Mr Beggs is one of the longest-serving Assembly members, and since he first assumed his seat he’s seen a dozen NI Secretaries come and go.
He said whilst Mr Lewis has more of a presence than the “complete non-entity who made no impact” that was Karen Bradley (January 2018 to July 2019), he lacks the energy of Julian Smith (July 2019 to February 2020), under whose watch the Assembly was finally restored – but who was then “shafted” by being sacked.
“It would appear the current Secretary of State is currently adopting a low-profile role, but has slavishly always brought the Boris Brexit line, whatever that’s been,” said Mr Beggs, MLA for East Antrim.
“Whether it’s that there is no border, or the reality – that there’s significant disruption.”
Mr Lewis had said on January 1 – the day the NI Protocol and the sea border kicked in – that “there is no ‘Irish Sea Border’... goods [are] flowing freely around the country, including between GB and NI”.
Then by June he had changed to saying: “I’m not denying the fact there is big disruption in Northern Ireland to businesses and consumers.We need to rectify that.”
Mr Beggs added: “ Clearly in his attempt to pretend that there was no sea border, he has riled the unionist community, who have seen a very obvious sea border.
“It appears he has followed the lead of Boris Johnson in his pronouncements. He’s faithfully served he who appointed him, so I’m unsrprised he’s remaining in post but he does have some work to do to regain any credibility.”
Accepting his reappointment on Wednesday, Mr Lewis had said: “Much to be getting on with as we promote innovation and drive investment, while addressing the legacy of the Troubles so NI can look forward and thrive as an integral part of the UK.”
This Twitter message was then greeted with a flood of comments which included unionists angered by the NI protocol, republicans angered by his use of the Union flag in the tweet, and relatives of people killed during the Troubles, angered by his promotion of a de facto amnesty for such crimes.
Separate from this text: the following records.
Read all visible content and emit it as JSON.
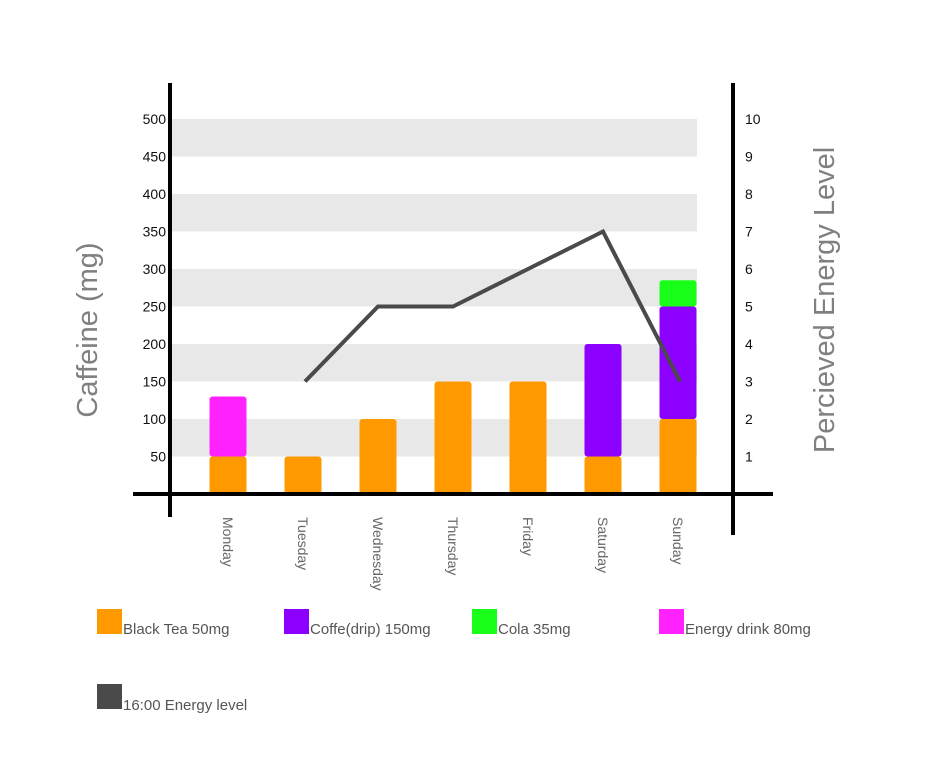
{
  "chart_data": {
    "type": "bar",
    "stacked": true,
    "categories": [
      "Monday",
      "Tuesday",
      "Wednesday",
      "Thursday",
      "Friday",
      "Saturday",
      "Sunday"
    ],
    "series": [
      {
        "name": "Black Tea 50mg",
        "color": "#ff9900",
        "values": [
          50,
          50,
          100,
          150,
          150,
          50,
          100
        ]
      },
      {
        "name": "Coffe(drip) 150mg",
        "color": "#8c00ff",
        "values": [
          0,
          0,
          0,
          0,
          0,
          150,
          150
        ]
      },
      {
        "name": "Cola 35mg",
        "color": "#1aff1a",
        "values": [
          0,
          0,
          0,
          0,
          0,
          0,
          35
        ]
      },
      {
        "name": "Energy drink 80mg",
        "color": "#ff22ff",
        "values": [
          80,
          0,
          0,
          0,
          0,
          0,
          0
        ]
      }
    ],
    "line": {
      "name": "16:00 Energy level",
      "color": "#4a4a4a",
      "values": [
        null,
        3,
        5,
        5,
        6,
        7,
        3
      ]
    },
    "ylabel": "Caffeine (mg)",
    "y2label": "Percieved Energy Level",
    "ylim": [
      0,
      500
    ],
    "y2lim": [
      0,
      10
    ],
    "yticks": [
      50,
      100,
      150,
      200,
      250,
      300,
      350,
      400,
      450,
      500
    ],
    "y2ticks": [
      1,
      2,
      3,
      4,
      5,
      6,
      7,
      8,
      9,
      10
    ],
    "grid": "alternating horizontal bands",
    "legend_position": "bottom"
  }
}
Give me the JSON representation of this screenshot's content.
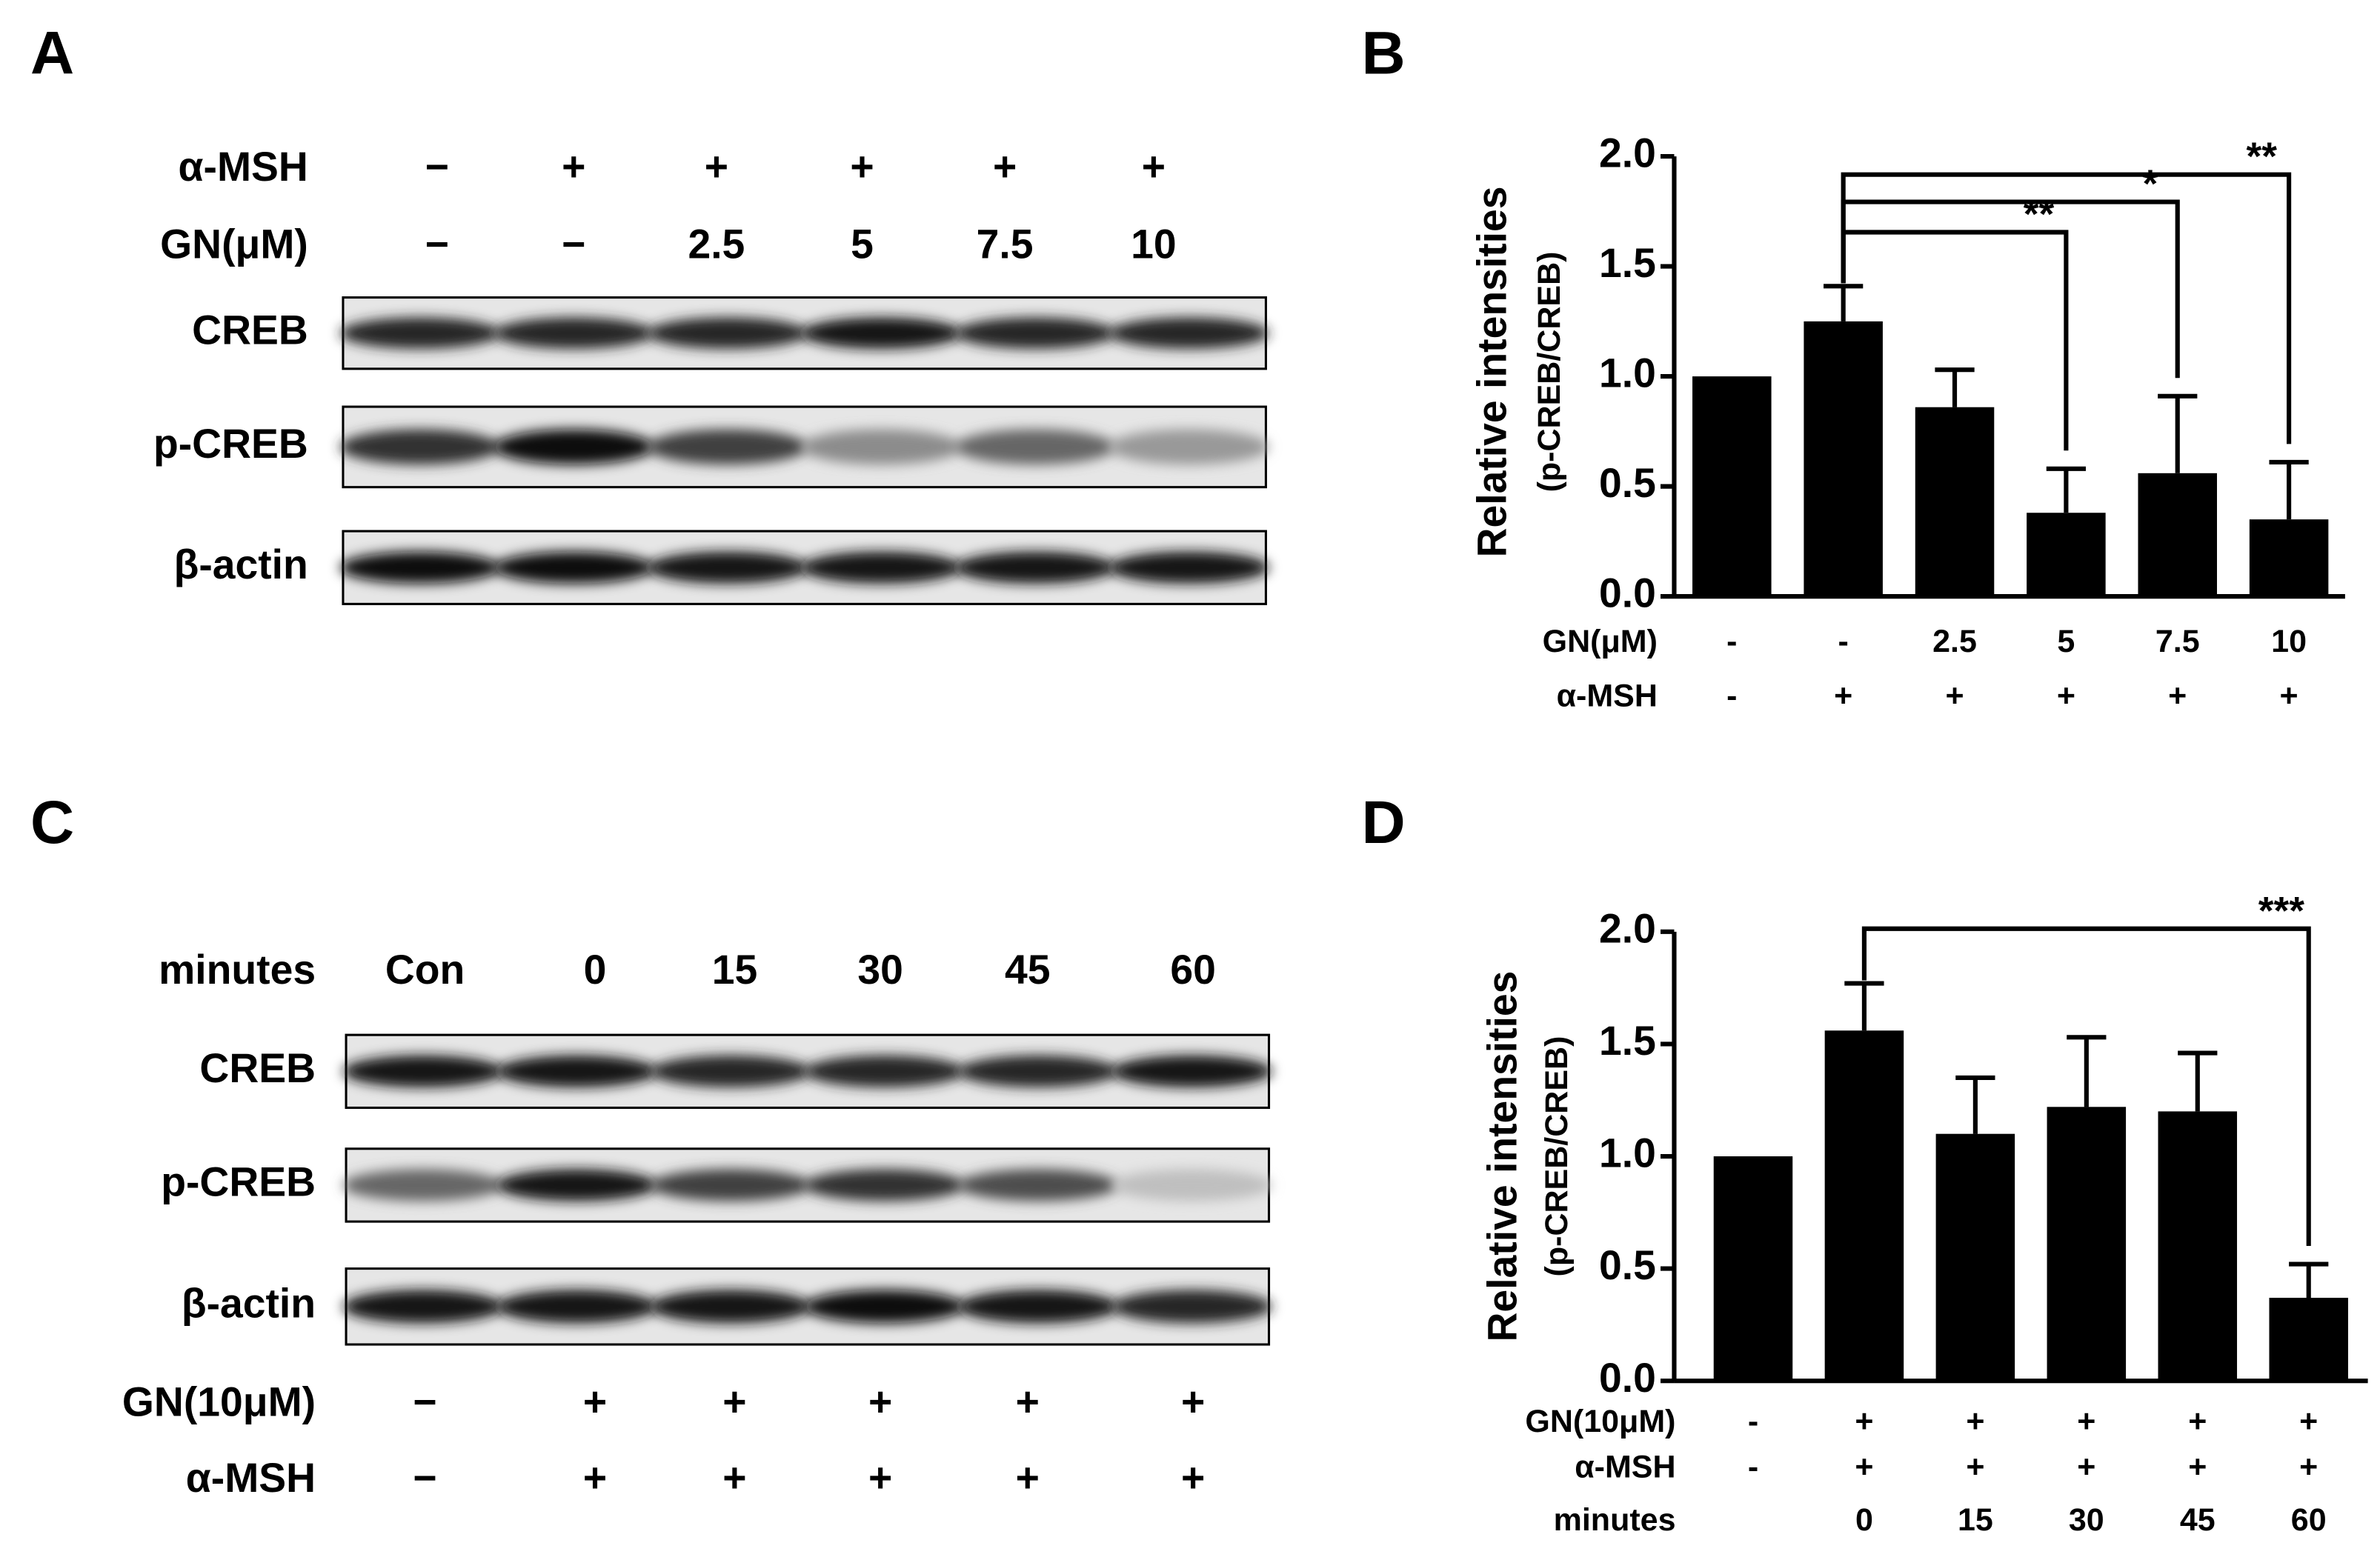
{
  "panel_labels": [
    "A",
    "B",
    "C",
    "D"
  ],
  "blot_a": {
    "top_rows": [
      {
        "label": "α-MSH",
        "values": [
          "−",
          "+",
          "+",
          "+",
          "+",
          "+"
        ]
      },
      {
        "label": "GN(μM)",
        "values": [
          "−",
          "−",
          "2.5",
          "5",
          "7.5",
          "10"
        ]
      }
    ],
    "bands": [
      "CREB",
      "p-CREB",
      "β-actin"
    ]
  },
  "blot_c": {
    "top_rows": [
      {
        "label": "minutes",
        "values": [
          "Con",
          "0",
          "15",
          "30",
          "45",
          "60"
        ]
      }
    ],
    "bands": [
      "CREB",
      "p-CREB",
      "β-actin"
    ],
    "bottom_rows": [
      {
        "label": "GN(10μM)",
        "values": [
          "−",
          "+",
          "+",
          "+",
          "+",
          "+"
        ]
      },
      {
        "label": "α-MSH",
        "values": [
          "−",
          "+",
          "+",
          "+",
          "+",
          "+"
        ]
      }
    ]
  },
  "chart_data": [
    {
      "type": "bar",
      "ylabel": "Relative intensities",
      "ylabel_sub": "(p-CREB/CREB)",
      "values": [
        1.0,
        1.25,
        0.86,
        0.38,
        0.56,
        0.35
      ],
      "errors": [
        null,
        0.16,
        0.17,
        0.2,
        0.35,
        0.26
      ],
      "color": "#000000",
      "category_rows": [
        {
          "label": "GN(μM)",
          "values": [
            "-",
            "-",
            "2.5",
            "5",
            "7.5",
            "10"
          ]
        },
        {
          "label": "α-MSH",
          "values": [
            "-",
            "+",
            "+",
            "+",
            "+",
            "+"
          ]
        }
      ],
      "ylim": [
        0,
        2
      ],
      "yticks": [
        {
          "value": 0,
          "label": "0.0"
        },
        {
          "value": 0.5,
          "label": "0.5"
        },
        {
          "value": 1,
          "label": "1.0"
        },
        {
          "value": 1.5,
          "label": "1.5"
        },
        {
          "value": 2,
          "label": "2.0"
        }
      ],
      "significance": [
        {
          "from": 1,
          "to": 5,
          "label": "**"
        },
        {
          "from": 1,
          "to": 4,
          "label": "*"
        },
        {
          "from": 1,
          "to": 3,
          "label": "**"
        }
      ]
    },
    {
      "type": "bar",
      "ylabel": "Relative intensities",
      "ylabel_sub": "(p-CREB/CREB)",
      "values": [
        1.0,
        1.56,
        1.1,
        1.22,
        1.2,
        0.37
      ],
      "errors": [
        null,
        0.21,
        0.25,
        0.31,
        0.26,
        0.15
      ],
      "color": "#000000",
      "category_rows": [
        {
          "label": "GN(10μM)",
          "values": [
            "-",
            "+",
            "+",
            "+",
            "+",
            "+"
          ]
        },
        {
          "label": "α-MSH",
          "values": [
            "-",
            "+",
            "+",
            "+",
            "+",
            "+"
          ]
        },
        {
          "label": "minutes",
          "values": [
            null,
            "0",
            "15",
            "30",
            "45",
            "60"
          ]
        }
      ],
      "ylim": [
        0,
        2
      ],
      "yticks": [
        {
          "value": 0,
          "label": "0.0"
        },
        {
          "value": 0.5,
          "label": "0.5"
        },
        {
          "value": 1,
          "label": "1.0"
        },
        {
          "value": 1.5,
          "label": "1.5"
        },
        {
          "value": 2,
          "label": "2.0"
        }
      ],
      "significance": [
        {
          "from": 1,
          "to": 5,
          "label": "***"
        }
      ]
    }
  ]
}
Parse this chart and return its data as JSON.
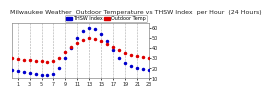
{
  "title": "Milwaukee Weather  Outdoor Temperature vs THSW Index  per Hour  (24 Hours)",
  "background_color": "#ffffff",
  "plot_bg_color": "#ffffff",
  "grid_color": "#aaaaaa",
  "hours": [
    0,
    1,
    2,
    3,
    4,
    5,
    6,
    7,
    8,
    9,
    10,
    11,
    12,
    13,
    14,
    15,
    16,
    17,
    18,
    19,
    20,
    21,
    22,
    23
  ],
  "outdoor_temp": [
    30,
    29,
    28,
    28,
    27,
    27,
    26,
    27,
    30,
    36,
    41,
    45,
    48,
    50,
    49,
    47,
    44,
    41,
    38,
    35,
    33,
    32,
    31,
    30
  ],
  "thsw_index": [
    18,
    17,
    16,
    15,
    14,
    13,
    13,
    14,
    20,
    30,
    40,
    50,
    57,
    60,
    59,
    54,
    47,
    38,
    30,
    25,
    22,
    20,
    19,
    18
  ],
  "temp_color": "#dd0000",
  "thsw_color": "#0000cc",
  "legend_temp_label": "Outdoor Temp",
  "legend_thsw_label": "THSW Index",
  "ylim_min": 10,
  "ylim_max": 65,
  "yticks": [
    10,
    20,
    30,
    40,
    50,
    60
  ],
  "xticks": [
    1,
    3,
    5,
    7,
    9,
    11,
    13,
    15,
    17,
    19,
    21,
    23
  ],
  "title_fontsize": 4.5,
  "tick_fontsize": 3.5,
  "legend_fontsize": 3.5,
  "marker_size": 1.5,
  "grid_lw": 0.4,
  "spine_lw": 0.5
}
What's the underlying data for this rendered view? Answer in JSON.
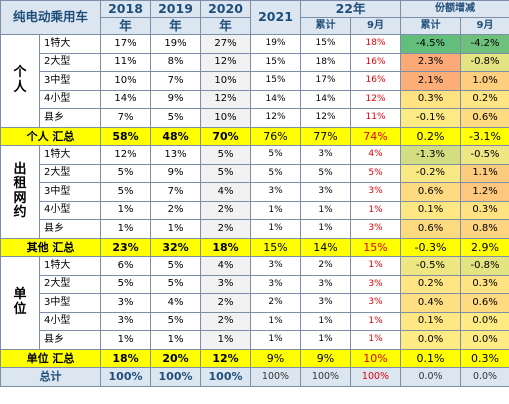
{
  "header": {
    "corner": "纯电动乘用车",
    "y2018": "2018",
    "y2019": "2019",
    "y2020": "2020",
    "y2021": "2021",
    "year_suffix": "年",
    "y22": "22年",
    "cumulative": "累计",
    "sep": "9月",
    "share_change": "份额增减",
    "cumulative2": "累计",
    "sep2": "9月"
  },
  "groups": [
    {
      "name": "个人",
      "rows": [
        {
          "label": "1特大",
          "v2018": "17%",
          "v2019": "19%",
          "v2020": "27%",
          "v2021": "19%",
          "cum22": "15%",
          "sep22": "18%",
          "d_cum": "-4.5%",
          "d_sep": "-4.2%"
        },
        {
          "label": "2大型",
          "v2018": "11%",
          "v2019": "8%",
          "v2020": "12%",
          "v2021": "15%",
          "cum22": "18%",
          "sep22": "16%",
          "d_cum": "2.3%",
          "d_sep": "-0.8%"
        },
        {
          "label": "3中型",
          "v2018": "10%",
          "v2019": "7%",
          "v2020": "10%",
          "v2021": "15%",
          "cum22": "17%",
          "sep22": "16%",
          "d_cum": "2.1%",
          "d_sep": "1.0%"
        },
        {
          "label": "4小型",
          "v2018": "14%",
          "v2019": "9%",
          "v2020": "12%",
          "v2021": "14%",
          "cum22": "14%",
          "sep22": "12%",
          "d_cum": "0.3%",
          "d_sep": "0.2%"
        },
        {
          "label": "县乡",
          "v2018": "7%",
          "v2019": "5%",
          "v2020": "10%",
          "v2021": "12%",
          "cum22": "12%",
          "sep22": "11%",
          "d_cum": "-0.1%",
          "d_sep": "0.6%"
        }
      ],
      "summary": {
        "label": "个人 汇总",
        "v2018": "58%",
        "v2019": "48%",
        "v2020": "70%",
        "v2021": "76%",
        "cum22": "77%",
        "sep22": "74%",
        "d_cum": "0.2%",
        "d_sep": "-3.1%"
      }
    },
    {
      "name": "出租网约",
      "rows": [
        {
          "label": "1特大",
          "v2018": "12%",
          "v2019": "13%",
          "v2020": "5%",
          "v2021": "5%",
          "cum22": "3%",
          "sep22": "4%",
          "d_cum": "-1.3%",
          "d_sep": "-0.5%"
        },
        {
          "label": "2大型",
          "v2018": "5%",
          "v2019": "9%",
          "v2020": "5%",
          "v2021": "5%",
          "cum22": "5%",
          "sep22": "5%",
          "d_cum": "-0.2%",
          "d_sep": "1.1%"
        },
        {
          "label": "3中型",
          "v2018": "5%",
          "v2019": "7%",
          "v2020": "4%",
          "v2021": "3%",
          "cum22": "3%",
          "sep22": "3%",
          "d_cum": "0.6%",
          "d_sep": "1.2%"
        },
        {
          "label": "4小型",
          "v2018": "1%",
          "v2019": "2%",
          "v2020": "2%",
          "v2021": "1%",
          "cum22": "1%",
          "sep22": "1%",
          "d_cum": "0.1%",
          "d_sep": "0.3%"
        },
        {
          "label": "县乡",
          "v2018": "1%",
          "v2019": "1%",
          "v2020": "2%",
          "v2021": "1%",
          "cum22": "1%",
          "sep22": "3%",
          "d_cum": "0.6%",
          "d_sep": "0.8%"
        }
      ],
      "summary": {
        "label": "其他 汇总",
        "v2018": "23%",
        "v2019": "32%",
        "v2020": "18%",
        "v2021": "15%",
        "cum22": "14%",
        "sep22": "15%",
        "d_cum": "-0.3%",
        "d_sep": "2.9%"
      }
    },
    {
      "name": "单位",
      "rows": [
        {
          "label": "1特大",
          "v2018": "6%",
          "v2019": "5%",
          "v2020": "4%",
          "v2021": "3%",
          "cum22": "2%",
          "sep22": "1%",
          "d_cum": "-0.5%",
          "d_sep": "-0.8%"
        },
        {
          "label": "2大型",
          "v2018": "5%",
          "v2019": "5%",
          "v2020": "3%",
          "v2021": "3%",
          "cum22": "3%",
          "sep22": "3%",
          "d_cum": "0.2%",
          "d_sep": "0.3%"
        },
        {
          "label": "3中型",
          "v2018": "3%",
          "v2019": "4%",
          "v2020": "2%",
          "v2021": "2%",
          "cum22": "3%",
          "sep22": "3%",
          "d_cum": "0.4%",
          "d_sep": "0.6%"
        },
        {
          "label": "4小型",
          "v2018": "3%",
          "v2019": "5%",
          "v2020": "2%",
          "v2021": "1%",
          "cum22": "1%",
          "sep22": "1%",
          "d_cum": "0.1%",
          "d_sep": "0.0%"
        },
        {
          "label": "县乡",
          "v2018": "1%",
          "v2019": "1%",
          "v2020": "1%",
          "v2021": "1%",
          "cum22": "1%",
          "sep22": "1%",
          "d_cum": "0.0%",
          "d_sep": "0.0%"
        }
      ],
      "summary": {
        "label": "单位 汇总",
        "v2018": "18%",
        "v2019": "20%",
        "v2020": "12%",
        "v2021": "9%",
        "cum22": "9%",
        "sep22": "10%",
        "d_cum": "0.1%",
        "d_sep": "0.3%"
      }
    }
  ],
  "total": {
    "label": "总计",
    "v2018": "100%",
    "v2019": "100%",
    "v2020": "100%",
    "v2021": "100%",
    "cum22": "100%",
    "sep22": "100%",
    "d_cum": "0.0%",
    "d_sep": "0.0%"
  },
  "heat_colors": {
    "negative_strong": "#63be7b",
    "neutral": "#ffeb84",
    "positive_strong": "#f8696b"
  },
  "highlight_colors": {
    "summary_row": "#ffff00",
    "header": "#dce6f1",
    "red_text": "#e0000a"
  }
}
During his tenure in NI, Mr Lewis – a former chairman of the Conservatives, took a swipe at socially-conservative attitudes in Nothern Ireland.
He said in an interview with the Sunday Times that people in NI want to “[move] forward in a positive way on women’s rights, abortion and LGBTQ rights”, claiming that certain unnamed parties (though by implication he meant the DUP) had lost their “connection with grassroots voters”.